From another Private Collection, from the North West, are two drawings, “Family Group at the Seaside” (estimate: £40,000-60,000), and ‘Group of Figures, Young and Old’ (estimate: £30,000-50,000). Lowry was vehement about the importance of drawing, considering it an art form in its own right. At Manchester College of Art, he was taught to draw in the classical manner, and his life drawings from this period are technically excellent. However, during the 1920s he began to develop his own unique style, experimenting with subjects, different techniques of drawing, and establishing a visual language that he would utilise and hone throughout his career. Interestingly, he continued to dress his figures in the same depression-era clothes of the 1920s, when widespread poverty led workers to wear ill-fitting second-hand garments. Whilst this can be partially attributed to the 1920s being the time when he established his style, it was also the happiest period of his often-troubled life, and in addition he admitted to finding the oversized clothing very amusing.

From the 1960s, towards the later stages of his life, Lowry’s drawings became both less formal and colder and more critical towards his subjects. Figures became almost objects of ridicule, dressed in his characteristic baggy garments, as seen in ‘Group of Figures Young and Old’. He often focussed, too, on marginalised or unsavoury figures such as tramps and football hooligans, leaning more towards a social commentary rather than purely documenting his surroundings. “Family Group at the Seaside” (1969) is a rare example of Lowry’s depicting contemporary dress and hairstyles, and is suggested to be one of his first images of a modern teenager.

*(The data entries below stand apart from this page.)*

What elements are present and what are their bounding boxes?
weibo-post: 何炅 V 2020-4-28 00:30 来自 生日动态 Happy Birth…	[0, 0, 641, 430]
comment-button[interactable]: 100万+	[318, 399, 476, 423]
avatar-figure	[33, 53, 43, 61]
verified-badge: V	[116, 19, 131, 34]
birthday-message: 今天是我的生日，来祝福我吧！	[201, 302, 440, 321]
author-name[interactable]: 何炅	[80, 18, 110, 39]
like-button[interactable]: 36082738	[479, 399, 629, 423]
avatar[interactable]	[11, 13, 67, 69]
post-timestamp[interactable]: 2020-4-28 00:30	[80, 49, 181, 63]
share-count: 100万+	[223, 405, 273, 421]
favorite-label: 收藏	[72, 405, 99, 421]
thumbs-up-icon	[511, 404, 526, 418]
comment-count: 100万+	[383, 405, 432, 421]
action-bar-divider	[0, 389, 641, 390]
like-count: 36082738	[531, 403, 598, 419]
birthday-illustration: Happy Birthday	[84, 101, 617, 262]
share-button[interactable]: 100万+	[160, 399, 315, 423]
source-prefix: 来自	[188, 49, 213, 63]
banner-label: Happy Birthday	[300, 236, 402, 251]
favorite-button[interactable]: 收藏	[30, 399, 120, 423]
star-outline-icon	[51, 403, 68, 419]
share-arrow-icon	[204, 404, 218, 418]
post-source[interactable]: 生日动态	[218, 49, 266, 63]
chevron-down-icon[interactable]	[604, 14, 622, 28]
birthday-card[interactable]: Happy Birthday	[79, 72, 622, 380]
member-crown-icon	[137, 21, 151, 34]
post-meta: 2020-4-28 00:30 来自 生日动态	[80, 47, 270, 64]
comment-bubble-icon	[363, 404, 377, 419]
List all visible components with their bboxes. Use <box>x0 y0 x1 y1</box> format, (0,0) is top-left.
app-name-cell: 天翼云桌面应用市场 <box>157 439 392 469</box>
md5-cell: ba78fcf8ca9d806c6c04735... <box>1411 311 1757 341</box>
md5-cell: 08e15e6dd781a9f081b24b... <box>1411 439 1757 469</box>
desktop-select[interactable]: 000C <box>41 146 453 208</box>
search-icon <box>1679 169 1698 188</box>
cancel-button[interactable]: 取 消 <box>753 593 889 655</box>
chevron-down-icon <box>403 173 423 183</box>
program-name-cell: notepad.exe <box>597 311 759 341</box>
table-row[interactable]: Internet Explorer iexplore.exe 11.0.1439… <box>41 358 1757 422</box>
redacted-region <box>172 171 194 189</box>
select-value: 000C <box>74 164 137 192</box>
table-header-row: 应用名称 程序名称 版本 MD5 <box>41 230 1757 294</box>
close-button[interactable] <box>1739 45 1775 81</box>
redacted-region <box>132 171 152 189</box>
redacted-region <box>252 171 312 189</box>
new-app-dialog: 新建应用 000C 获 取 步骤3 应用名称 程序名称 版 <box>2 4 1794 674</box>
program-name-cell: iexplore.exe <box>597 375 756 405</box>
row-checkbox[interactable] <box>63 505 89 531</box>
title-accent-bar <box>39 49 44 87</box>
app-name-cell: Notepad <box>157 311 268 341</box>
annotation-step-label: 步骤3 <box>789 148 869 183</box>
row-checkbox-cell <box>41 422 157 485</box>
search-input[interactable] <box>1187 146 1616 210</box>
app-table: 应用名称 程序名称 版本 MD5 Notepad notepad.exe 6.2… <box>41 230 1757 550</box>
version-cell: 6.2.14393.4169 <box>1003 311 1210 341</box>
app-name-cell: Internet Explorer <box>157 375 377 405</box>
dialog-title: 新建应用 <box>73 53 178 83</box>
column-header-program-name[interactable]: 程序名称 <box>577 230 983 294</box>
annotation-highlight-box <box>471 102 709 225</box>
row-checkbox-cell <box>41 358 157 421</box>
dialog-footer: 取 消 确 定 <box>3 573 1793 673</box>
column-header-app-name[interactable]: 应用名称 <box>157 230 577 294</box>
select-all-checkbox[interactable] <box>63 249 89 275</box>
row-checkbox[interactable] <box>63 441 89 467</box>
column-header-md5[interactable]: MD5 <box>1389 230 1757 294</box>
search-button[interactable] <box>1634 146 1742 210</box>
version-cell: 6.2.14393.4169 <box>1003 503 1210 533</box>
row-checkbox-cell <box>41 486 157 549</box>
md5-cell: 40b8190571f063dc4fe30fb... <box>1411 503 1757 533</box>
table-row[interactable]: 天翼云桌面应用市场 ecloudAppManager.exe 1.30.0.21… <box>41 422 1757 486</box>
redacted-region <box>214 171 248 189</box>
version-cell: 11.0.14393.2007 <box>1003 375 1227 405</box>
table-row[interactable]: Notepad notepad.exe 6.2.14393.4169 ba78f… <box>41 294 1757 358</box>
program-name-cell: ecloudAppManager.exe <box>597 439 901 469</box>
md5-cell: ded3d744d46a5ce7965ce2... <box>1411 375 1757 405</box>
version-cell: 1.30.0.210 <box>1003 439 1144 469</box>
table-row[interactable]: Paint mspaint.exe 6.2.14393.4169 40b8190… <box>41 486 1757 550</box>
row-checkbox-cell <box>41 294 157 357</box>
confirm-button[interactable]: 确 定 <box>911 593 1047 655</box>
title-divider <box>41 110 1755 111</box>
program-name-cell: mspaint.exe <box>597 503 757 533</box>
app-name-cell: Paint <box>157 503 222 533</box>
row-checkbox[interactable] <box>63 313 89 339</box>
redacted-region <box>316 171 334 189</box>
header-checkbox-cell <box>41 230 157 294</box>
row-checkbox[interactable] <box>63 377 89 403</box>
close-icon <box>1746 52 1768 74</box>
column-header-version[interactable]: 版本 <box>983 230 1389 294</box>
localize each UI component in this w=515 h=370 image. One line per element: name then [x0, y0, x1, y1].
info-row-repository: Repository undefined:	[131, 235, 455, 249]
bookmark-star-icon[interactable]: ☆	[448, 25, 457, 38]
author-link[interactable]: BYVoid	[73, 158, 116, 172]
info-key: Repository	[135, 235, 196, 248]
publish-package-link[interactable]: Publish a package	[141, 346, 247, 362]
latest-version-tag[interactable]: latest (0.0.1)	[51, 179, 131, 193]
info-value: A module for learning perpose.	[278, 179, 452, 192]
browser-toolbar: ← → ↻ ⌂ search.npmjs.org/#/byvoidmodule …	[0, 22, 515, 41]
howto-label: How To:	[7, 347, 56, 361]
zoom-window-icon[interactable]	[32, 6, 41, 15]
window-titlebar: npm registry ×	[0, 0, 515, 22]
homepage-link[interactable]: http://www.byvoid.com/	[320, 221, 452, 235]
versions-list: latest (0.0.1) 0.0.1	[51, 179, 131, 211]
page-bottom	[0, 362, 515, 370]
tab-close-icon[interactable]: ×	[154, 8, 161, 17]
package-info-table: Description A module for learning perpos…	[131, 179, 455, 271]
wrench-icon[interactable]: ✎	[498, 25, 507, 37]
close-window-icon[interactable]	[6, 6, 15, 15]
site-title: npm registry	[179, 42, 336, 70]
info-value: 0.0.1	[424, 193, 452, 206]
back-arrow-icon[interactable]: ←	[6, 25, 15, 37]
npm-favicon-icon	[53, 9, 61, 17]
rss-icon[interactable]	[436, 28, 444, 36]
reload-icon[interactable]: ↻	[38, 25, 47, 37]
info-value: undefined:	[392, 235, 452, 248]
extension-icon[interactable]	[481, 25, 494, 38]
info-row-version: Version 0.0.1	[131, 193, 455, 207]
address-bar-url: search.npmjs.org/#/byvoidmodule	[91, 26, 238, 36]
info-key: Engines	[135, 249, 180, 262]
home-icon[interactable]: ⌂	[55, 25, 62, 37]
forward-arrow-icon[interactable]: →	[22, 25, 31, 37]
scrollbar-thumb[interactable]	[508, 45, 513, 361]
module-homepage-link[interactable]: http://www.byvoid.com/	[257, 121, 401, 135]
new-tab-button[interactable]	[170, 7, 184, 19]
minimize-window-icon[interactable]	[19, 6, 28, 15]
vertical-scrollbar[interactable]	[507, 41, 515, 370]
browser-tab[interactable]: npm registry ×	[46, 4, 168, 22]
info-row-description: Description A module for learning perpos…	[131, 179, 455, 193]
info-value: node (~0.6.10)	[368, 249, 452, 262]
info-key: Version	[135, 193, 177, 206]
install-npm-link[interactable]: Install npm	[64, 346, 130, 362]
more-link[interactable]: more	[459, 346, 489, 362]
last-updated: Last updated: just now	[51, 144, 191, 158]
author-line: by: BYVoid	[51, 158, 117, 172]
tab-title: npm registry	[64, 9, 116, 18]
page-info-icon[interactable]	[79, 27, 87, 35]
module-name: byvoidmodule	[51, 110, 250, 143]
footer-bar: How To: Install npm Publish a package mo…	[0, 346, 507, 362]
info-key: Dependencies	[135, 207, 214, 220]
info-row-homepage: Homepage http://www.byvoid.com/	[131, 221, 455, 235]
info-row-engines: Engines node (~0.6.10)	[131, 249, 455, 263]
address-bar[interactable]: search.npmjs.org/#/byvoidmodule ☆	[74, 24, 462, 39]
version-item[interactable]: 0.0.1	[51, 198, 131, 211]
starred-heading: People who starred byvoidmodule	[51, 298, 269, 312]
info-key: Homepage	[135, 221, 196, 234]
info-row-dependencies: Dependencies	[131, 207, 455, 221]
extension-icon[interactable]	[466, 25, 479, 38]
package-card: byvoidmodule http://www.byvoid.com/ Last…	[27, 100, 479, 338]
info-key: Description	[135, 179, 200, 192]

From a further Private Collection is “A Family Group” (1966) (estimate: £5,000-8,000), which was executed by Lowry on one of his frequent holidays to the Seaburn Hotel. Lowry delighted in observing and recording ordinary people going about their lives. However, sometimes he would conjure up a scene of everyday life from his imagination, as in the present drawing that was executed during a conversation with Leslie Anthony, the manager of the Seaburn Hotel. Whilst talking, Lowry began drawing on the flyleaf of a catalogue of the Sunderland Museum and Art Gallery retrospective L.S. Lowry. He switched between a ballpoint pen and a pencil as he worked; once completed, he gave the drawing to Mr Anthony, who was delighted with this spontaneous gift. The drawing was later exhibited at the Sunderland Museum and Art Gallery.